He aquí la original grandeza de Israel. Es grande en su terquedad, en su capricho, en su desobediencia; pero más grande aun en la calidad e intensidad de su oración. Es grandeza y también elegancia: ¡Dios, tú nuestro Padre…! ¡Sea tu Palabra siempre con nosotros…! ¡Mira que somos tu heredad…! Son oraciones que brotan de su propia historia; no nacen de su supuesto amor a Dios, sino de la experiencia que tienen de ser amados por Él. Nacen también de la profundísima conciencia de su debilidad moral. Hasta tal punto sabe que no puede ser fiel a Dios, que, como encarándose con Él, le grita que baje, que descienda Él mismo a habitar con ellos. Quizás así se pueda un día hablar de correspondencia en lo que se refiere al amor y a la fidelidad. Israel, el pueblo sabio por excelencia, pide a gritos la Encarnación de Dios: «¡Ah si rompieses los cielos y descendieses…!» (Is 63,19).
¡Ven con nosotros porque no sabemos ni escucharte, mucho menos obedecerte! ¡No sabemos amarte y menos aún abrazarte! ¡No sabemos estar contigo, ven tú y ámanos, abrázanos, estate con nosotros, apriétanos contra ti! Lo hizo. Se encarnó. Y para que no fuésemos esclavos ni siervos convirtió —como dicen los santos Padres de la Iglesia como Melitón de Sardes— la ley en Palabra, el mandamiento en gracia. La Palabra y la Gracia se hicieron Emmanuel, Dios con nosotros (ver Jn 1,14).

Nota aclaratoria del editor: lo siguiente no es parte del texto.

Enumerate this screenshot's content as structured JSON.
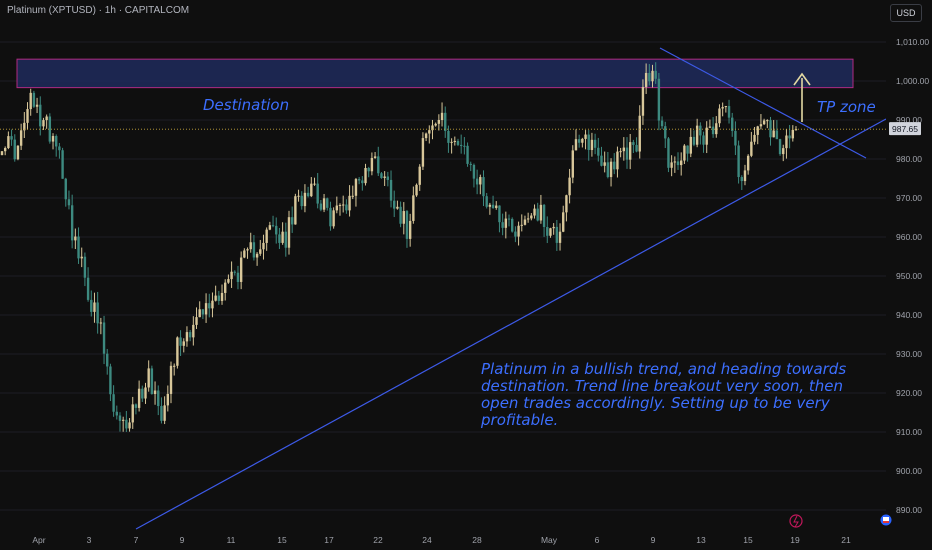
{
  "header": {
    "symbol_title": "Platinum (XPTUSD) · 1h · CAPITALCOM",
    "currency": "USD"
  },
  "chart_data": {
    "type": "candlestick",
    "ylim": [
      885,
      1013
    ],
    "y_ticks": [
      1010,
      1000,
      990,
      980,
      970,
      960,
      950,
      940,
      930,
      920,
      910,
      900,
      890
    ],
    "y_tick_labels": [
      "1,010.00",
      "1,000.00",
      "990.00",
      "980.00",
      "970.00",
      "960.00",
      "950.00",
      "940.00",
      "930.00",
      "920.00",
      "910.00",
      "900.00",
      "890.00"
    ],
    "x_ticks": [
      "Apr",
      "3",
      "7",
      "9",
      "11",
      "15",
      "17",
      "22",
      "24",
      "28",
      "May",
      "6",
      "9",
      "13",
      "15",
      "19",
      "21"
    ],
    "current_price": 987.65,
    "current_price_label": "987.65",
    "close_path": [
      [
        0,
        985
      ],
      [
        0.02,
        982
      ],
      [
        0.035,
        995
      ],
      [
        0.05,
        990
      ],
      [
        0.07,
        985
      ],
      [
        0.09,
        960
      ],
      [
        0.11,
        945
      ],
      [
        0.125,
        935
      ],
      [
        0.14,
        915
      ],
      [
        0.15,
        910
      ],
      [
        0.17,
        918
      ],
      [
        0.185,
        925
      ],
      [
        0.2,
        915
      ],
      [
        0.22,
        932
      ],
      [
        0.24,
        938
      ],
      [
        0.26,
        942
      ],
      [
        0.28,
        948
      ],
      [
        0.3,
        952
      ],
      [
        0.32,
        958
      ],
      [
        0.34,
        962
      ],
      [
        0.355,
        958
      ],
      [
        0.37,
        968
      ],
      [
        0.39,
        975
      ],
      [
        0.41,
        965
      ],
      [
        0.43,
        968
      ],
      [
        0.45,
        975
      ],
      [
        0.47,
        980
      ],
      [
        0.49,
        972
      ],
      [
        0.51,
        962
      ],
      [
        0.53,
        985
      ],
      [
        0.55,
        990
      ],
      [
        0.57,
        985
      ],
      [
        0.59,
        978
      ],
      [
        0.61,
        970
      ],
      [
        0.63,
        965
      ],
      [
        0.65,
        962
      ],
      [
        0.67,
        968
      ],
      [
        0.69,
        962
      ],
      [
        0.7,
        960
      ],
      [
        0.72,
        982
      ],
      [
        0.74,
        985
      ],
      [
        0.76,
        978
      ],
      [
        0.78,
        980
      ],
      [
        0.8,
        985
      ],
      [
        0.81,
        1000
      ],
      [
        0.82,
        1003
      ],
      [
        0.83,
        988
      ],
      [
        0.845,
        976
      ],
      [
        0.86,
        982
      ],
      [
        0.875,
        988
      ],
      [
        0.89,
        985
      ],
      [
        0.905,
        995
      ],
      [
        0.915,
        992
      ],
      [
        0.93,
        975
      ],
      [
        0.94,
        980
      ],
      [
        0.955,
        990
      ],
      [
        0.97,
        985
      ],
      [
        0.985,
        982
      ],
      [
        1,
        987.65
      ]
    ],
    "annotations": {
      "destination_label": "Destination",
      "tp_label": "TP zone",
      "note": "Platinum in a bullish trend, and heading towards destination. Trend line breakout very soon, then open trades accordingly. Setting up to be very profitable."
    },
    "colors": {
      "up": "#d8c79a",
      "down": "#3d8a80",
      "trendline": "#3d5ae8",
      "box_border": "#b02a82",
      "box_fill": "#1e2a5c",
      "arrow": "#e3d9a3",
      "text_blue": "#3d6fff",
      "price_line": "#c6a83f"
    }
  },
  "bottom_icons": [
    "lightning-icon",
    "flag-icon"
  ]
}
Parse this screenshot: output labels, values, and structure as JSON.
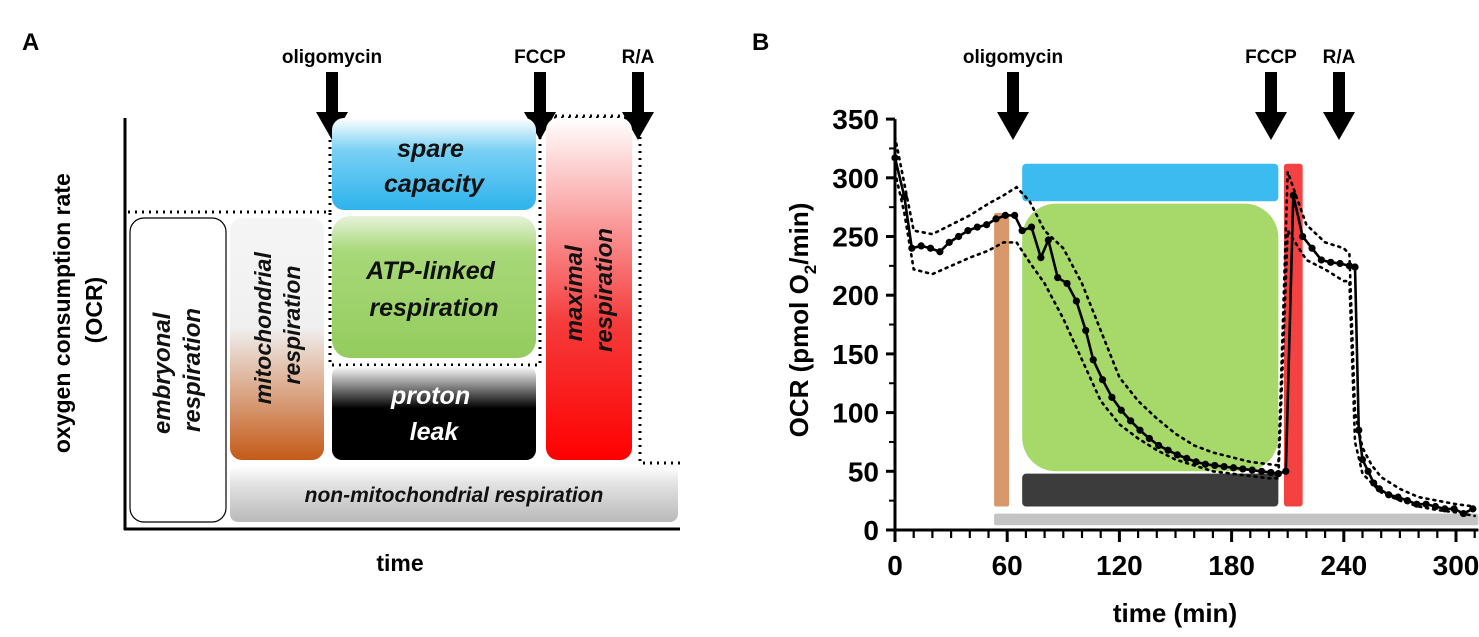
{
  "panel_a": {
    "letter": "A",
    "annotations": {
      "oligomycin": "oligomycin",
      "fccp": "FCCP",
      "ra": "R/A"
    },
    "ylabel_line1": "oxygen consumption rate",
    "ylabel_line2": "(OCR)",
    "xlabel": "time",
    "blocks": {
      "embryonal": [
        "embryonal",
        "respiration"
      ],
      "mitochondrial": [
        "mitochondrial",
        "respiration"
      ],
      "spare": [
        "spare",
        "capacity"
      ],
      "atp": [
        "ATP-linked",
        "respiration"
      ],
      "proton": [
        "proton",
        "leak"
      ],
      "maximal": [
        "maximal",
        "respiration"
      ],
      "nonmito": "non-mitochondrial respiration"
    }
  },
  "panel_b": {
    "letter": "B",
    "annotations": {
      "oligomycin": "oligomycin",
      "fccp": "FCCP",
      "ra": "R/A"
    },
    "ylabel_prefix": "OCR (pmol O",
    "ylabel_sub": "2",
    "ylabel_suffix": "/min)"
  },
  "colors": {
    "spare": "#3bbbef",
    "atp": "#a6d96a",
    "proton": "#3c3c3c",
    "maximal": "#f44242",
    "mito": "#c8672a",
    "nonmito": "#c4c4c4",
    "orange_bar": "#d8986a"
  },
  "chart_data": {
    "type": "line",
    "xlabel": "time (min)",
    "ylabel": "OCR (pmol O2/min)",
    "xlim": [
      0,
      312
    ],
    "ylim": [
      0,
      350
    ],
    "xticks": [
      0,
      60,
      120,
      180,
      240,
      300
    ],
    "yticks": [
      0,
      50,
      100,
      150,
      200,
      250,
      300,
      350
    ],
    "series": [
      {
        "name": "mean",
        "x": [
          0,
          5,
          9,
          14,
          19,
          24,
          29,
          34,
          39,
          44,
          49,
          54,
          59,
          64,
          68,
          73,
          78,
          82,
          87,
          92,
          97,
          102,
          106,
          111,
          116,
          121,
          126,
          131,
          136,
          141,
          146,
          151,
          156,
          161,
          166,
          171,
          176,
          181,
          186,
          191,
          196,
          201,
          205,
          209,
          213,
          218,
          223,
          228,
          233,
          238,
          243,
          246,
          248,
          250,
          253,
          256,
          259,
          264,
          269,
          274,
          279,
          284,
          289,
          294,
          299,
          304,
          309
        ],
        "y": [
          317,
          284,
          240,
          242,
          240,
          237,
          245,
          250,
          255,
          258,
          260,
          265,
          268,
          268,
          255,
          258,
          232,
          247,
          215,
          210,
          195,
          170,
          145,
          128,
          113,
          102,
          93,
          85,
          78,
          72,
          68,
          64,
          61,
          58,
          56,
          55,
          54,
          53,
          52,
          51,
          50,
          49,
          48,
          50,
          285,
          250,
          240,
          230,
          228,
          227,
          225,
          224,
          85,
          60,
          50,
          40,
          35,
          30,
          28,
          25,
          22,
          22,
          20,
          18,
          18,
          14,
          18
        ]
      },
      {
        "name": "upper_band",
        "x": [
          0,
          5,
          10,
          20,
          30,
          40,
          50,
          58,
          65,
          72,
          80,
          90,
          100,
          110,
          120,
          130,
          140,
          150,
          160,
          170,
          180,
          190,
          200,
          205,
          210,
          220,
          230,
          240,
          243,
          246,
          250,
          255,
          260,
          270,
          280,
          290,
          300,
          310
        ],
        "y": [
          335,
          295,
          255,
          252,
          260,
          268,
          278,
          285,
          292,
          280,
          255,
          240,
          210,
          170,
          130,
          110,
          95,
          82,
          72,
          66,
          62,
          58,
          56,
          55,
          305,
          260,
          245,
          240,
          235,
          100,
          70,
          55,
          45,
          35,
          28,
          25,
          22,
          20
        ]
      },
      {
        "name": "lower_band",
        "x": [
          0,
          5,
          10,
          20,
          30,
          40,
          50,
          58,
          65,
          72,
          80,
          90,
          100,
          110,
          120,
          130,
          140,
          150,
          160,
          170,
          180,
          190,
          200,
          205,
          210,
          220,
          230,
          240,
          243,
          246,
          250,
          255,
          260,
          270,
          280,
          290,
          300,
          310
        ],
        "y": [
          305,
          270,
          222,
          218,
          225,
          232,
          238,
          245,
          245,
          228,
          210,
          180,
          145,
          110,
          90,
          78,
          68,
          60,
          55,
          50,
          48,
          46,
          44,
          44,
          255,
          230,
          222,
          212,
          212,
          75,
          48,
          40,
          32,
          25,
          20,
          17,
          15,
          12
        ]
      }
    ],
    "highlight_bars": [
      {
        "name": "spare",
        "x": [
          68,
          205
        ],
        "y": [
          280,
          312
        ]
      },
      {
        "name": "atp",
        "x": [
          68,
          205
        ],
        "y": [
          50,
          278
        ]
      },
      {
        "name": "proton",
        "x": [
          68,
          205
        ],
        "y": [
          20,
          48
        ]
      },
      {
        "name": "maximal",
        "x": [
          208,
          218
        ],
        "y": [
          20,
          312
        ]
      },
      {
        "name": "mito",
        "x": [
          53,
          61
        ],
        "y": [
          20,
          270
        ]
      },
      {
        "name": "nonmito",
        "x": [
          53,
          312
        ],
        "y": [
          4,
          14
        ]
      }
    ],
    "annotations": [
      {
        "label": "oligomycin",
        "x": 65
      },
      {
        "label": "FCCP",
        "x": 200
      },
      {
        "label": "R/A",
        "x": 240
      }
    ]
  }
}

El Emmanuel atravesó el último mar Rojo del hombre, el de la muerte. Resucitado, abrió un camino hacia nuestros corazones y en ellos sembró su Palabra ver (ver Lc 24,45). Con este acto salvador nos capacitó para
corresponder a Dios en amor y fidelidad. El Señor Jesús venció la muerte con sus miedos y desconfianzas, enquistados en lo más profundo de nuestro ser. Inauguró así la nueva relación del hombre con Dios según el espíritu y la verdad (ver Jn 4,24). A partir de entonces, el hombre tiene acceso a la Belleza en estado puro, se abre a la Hermosura indescifrable de su Misterio. Conocemos lo que podríamos llamar la excelencia de la Fascinación. Lo llamamos así porque lo que se abre a nuestro ser no tiene nada definido en el sentido de que es incatalogable. Es el Misterio siempre abriéndose, siempre sorprendiendo, siempre en expansión… Lo que realmente fascina es que, viéndolo como totalmente Otro, lo vemos también connatural a lo que se expande desde nuestro propio ser.
De ahí que esta inmensurable belleza y hermosura de Dios, como quien dice puesta a nuestro servicio, provoque una fascinación única, absolutamente única y original. Sólo desde esta singular experiencia podríamos aproximarnos a medir lo que es inmedible: el amor de Dios. Es, como digo, inmedible; sin embargo, Él mismo lo ha puesto a nuestro alcance para ser abarcado… Inconcebible, pero así es. El hombre acoge, asombrado y agradecido, el ofrecimiento; y, desde la fuerza que le dan sus descubrimientos, se lanza a abarcar más y más, pues, como diría San Juan de la Cruz «la herida duele y le deja con gemido…»
Quizá ahora entendemos en su justa medida el grito de David: «Aprieta mi alma contra ti». No fue un quiebro poético, sino un grito de supervivencia: ¡no podía vivir sin Dios! Grito de vida fue el que lanzó Jesús al Padre al saberse vencedor de la muerte en el estertor de su agonía: «¡Padre, en tus manos encomiendo mi espíritu!» (Lc 23,46). Aprieta mi alma contra ti, Señor Jesús, clamó Esteban en el momento de sellar su discipulado con su sangre (ver Hch 7,59). «Aprieta mi alma contra ti» es profecía en David, cumplimiento en el Señor Jesús y don en sus discípulos representados por Esteban.
A la luz de este recorrido, podemos afirmar que el torbellino de amor que tomó cuerpo en la esposa del Cantar de los Cantares —quien, al límite de sus fuerzas, sólo acertó a decir «su izquierda está bajo mi cabeza y su diestra me abraza»—, nos pertenece a todos. Es el canto sublime de toda alma que ha encontrado a Dios. La letra de esta canción es la misma para todas las almas. La música no. La música, con su correspondiente partitura, es única y original para cada una. No es ni será nunca de dominio público, porque es su regalo de bodas. Es para ser cantada a dúo, y sólo la saben interpretar Él y ella.